May 13, '10Awesome posts !!!!! DONmd ....such a relief to see someone in the medical community that gets it. Lord Knows its rare. I just wanted to say my thoughts were the same when i read the comment about the patient being brought up from the OR naked. There was no reason for it so why is this CONTINUING to happen? SquirrelRN71 said "several patients" okay so this sounds like a pretty regular practice that is happening but not just at this facility but I'm willing to bet this is pretty common. Then in the same post "someone could have gotton them a gown?' uh...gee you think. This is a facility with doctors,nurses,techs,assistants and noone has the skills or the "training" or decency to hand a naked person a gown that doesnt need to be naked?
As a person again who has no medical training what bothers me is that it seems that this human being is being treated simply as a slab of meat. If you saw that nude person as your mother,father,sister,your son or daughter that person would have been covered with a gown within 2 seconds!!!!Much less paraded around in their birthday suit in front of God Knows who.
Im writng this as a person who has been that slab of meat sourronded by medical professionals who were too occupied with their God Complex to think that gee perhaps this person doesnt want 12 eyeballs gawking at her vagina while in stirrups.....but less me guess that's just me being "silly."
I do not work as a nurse and I dont care to so i realize I will be percieved as not knowing "squat" . Please educate me what are the steps that are taken when people are brought up naked that Do not need to be and their is no reason for it? Whats the explanation? Other than being upset and angry is their any displinary action taken? Any complaints filed? Any type of action taken at all.

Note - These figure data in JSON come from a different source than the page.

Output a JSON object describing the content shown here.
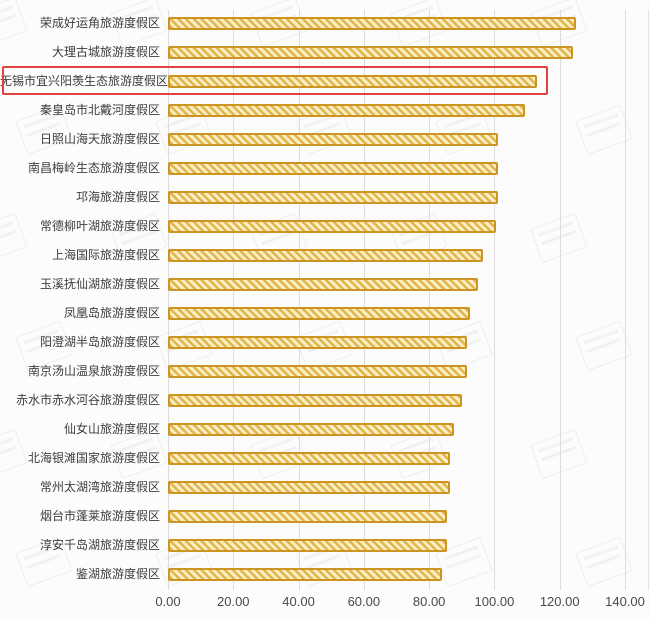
{
  "chart_data": {
    "type": "bar",
    "orientation": "horizontal",
    "title": "",
    "xlabel": "",
    "ylabel": "",
    "categories": [
      "荣成好运角旅游度假区",
      "大理古城旅游度假区",
      "无锡市宜兴阳羡生态旅游度假区",
      "秦皇岛市北戴河度假区",
      "日照山海天旅游度假区",
      "南昌梅岭生态旅游度假区",
      "邛海旅游度假区",
      "常德柳叶湖旅游度假区",
      "上海国际旅游度假区",
      "玉溪抚仙湖旅游度假区",
      "凤凰岛旅游度假区",
      "阳澄湖半岛旅游度假区",
      "南京汤山温泉旅游度假区",
      "赤水市赤水河谷旅游度假区",
      "仙女山旅游度假区",
      "北海银滩国家旅游度假区",
      "常州太湖湾旅游度假区",
      "烟台市蓬莱旅游度假区",
      "淳安千岛湖旅游度假区",
      "鉴湖旅游度假区"
    ],
    "values": [
      125,
      124,
      113,
      109.5,
      101,
      101,
      101,
      100.5,
      96.5,
      95,
      92.5,
      91.5,
      91.5,
      90,
      87.5,
      86.5,
      86.5,
      85.5,
      85.5,
      84
    ],
    "xlim": [
      0,
      140
    ],
    "x_tick_values": [
      0,
      20,
      40,
      60,
      80,
      100,
      120,
      140
    ],
    "x_tick_labels": [
      "0.00",
      "20.00",
      "40.00",
      "60.00",
      "80.00",
      "100.00",
      "120.00",
      "140.00"
    ],
    "grid": true,
    "legend": null,
    "highlight": {
      "index": 2,
      "label": "无锡市宜兴阳羡生态旅游度假区",
      "color": "#e2423d"
    },
    "bar_style": {
      "border_color": "#cb9423",
      "stripe_dark": "#e3b44a",
      "stripe_light": "#f8efc4"
    },
    "gridline_color": "#dcdcdc"
  }
}
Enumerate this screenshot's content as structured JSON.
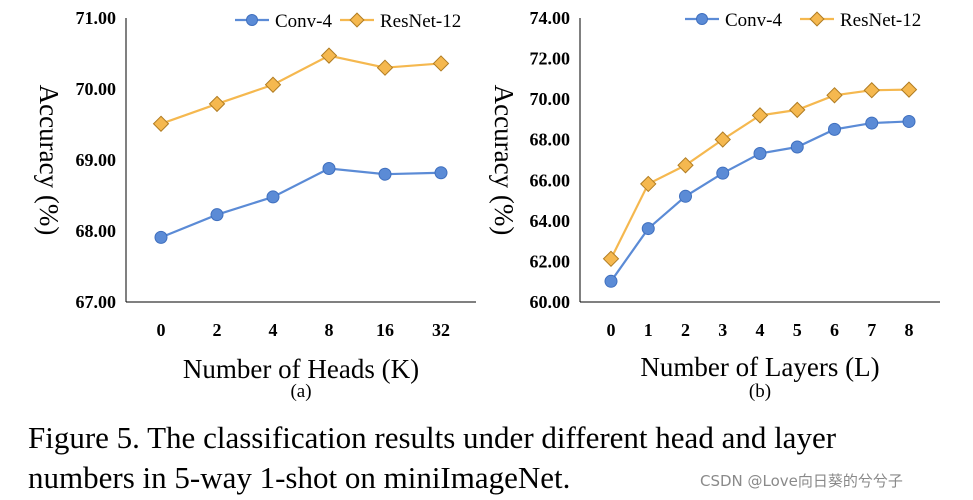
{
  "colors": {
    "conv4": "#5b8bd6",
    "conv4_edge": "#3f6fbe",
    "resnet12": "#f5b84f",
    "resnet12_edge": "#b07c22",
    "axis": "#000000"
  },
  "chart_data": [
    {
      "type": "line",
      "panel_label": "(a)",
      "xlabel": "Number of Heads (K)",
      "ylabel": "Accuracy (%)",
      "categories": [
        "0",
        "2",
        "4",
        "8",
        "16",
        "32"
      ],
      "yticks": [
        "67.00",
        "68.00",
        "69.00",
        "70.00",
        "71.00"
      ],
      "ylim": [
        67,
        71
      ],
      "grid": false,
      "legend": "top-right",
      "series": [
        {
          "name": "Conv-4",
          "marker": "circle",
          "values": [
            67.91,
            68.23,
            68.48,
            68.88,
            68.8,
            68.82
          ]
        },
        {
          "name": "ResNet-12",
          "marker": "diamond",
          "values": [
            69.51,
            69.79,
            70.06,
            70.47,
            70.3,
            70.36
          ]
        }
      ]
    },
    {
      "type": "line",
      "panel_label": "(b)",
      "xlabel": "Number of Layers (L)",
      "ylabel": "Accuracy (%)",
      "categories": [
        "0",
        "1",
        "2",
        "3",
        "4",
        "5",
        "6",
        "7",
        "8"
      ],
      "yticks": [
        "60.00",
        "62.00",
        "64.00",
        "66.00",
        "68.00",
        "70.00",
        "72.00",
        "74.00"
      ],
      "ylim": [
        60,
        74
      ],
      "grid": false,
      "legend": "top",
      "series": [
        {
          "name": "Conv-4",
          "marker": "circle",
          "values": [
            61.02,
            63.62,
            65.21,
            66.35,
            67.32,
            67.64,
            68.51,
            68.82,
            68.9
          ]
        },
        {
          "name": "ResNet-12",
          "marker": "diamond",
          "values": [
            62.13,
            65.82,
            66.74,
            68.01,
            69.2,
            69.47,
            70.19,
            70.44,
            70.47
          ]
        }
      ]
    }
  ],
  "caption": {
    "line1": "Figure 5. The classification results under different head and layer",
    "line2": "numbers in 5-way 1-shot on miniImageNet."
  },
  "watermark": "CSDN @Love向日葵的兮兮子"
}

Thing is this is not just happening in Er type situations this type of treatment seems pretty common in medical facilities. Staff just walking in the room,not closing curtains,unneccessary exposure etc........I was reading another post(I thinkon this board) about a patient in surgury where the doctor was jiggling the patients fat and singing a silly song. I'm sure this patient was surrounded by an audience just laughing the whole time. Where is this patients advocate?You should not be able to use your postion as a healthcare worker to grab and handle a persons body in this way? Yet i'm sure everyone around thought it was hilarious? Again if it was your son,daughter,father that was that patient then how would you feel? Would you still be laughing............but being under anesthia is a whole different can of worms. The things medical professionals do while your looking at them dead in the eye is scary i dont want to know half the things that go on when your knocked out.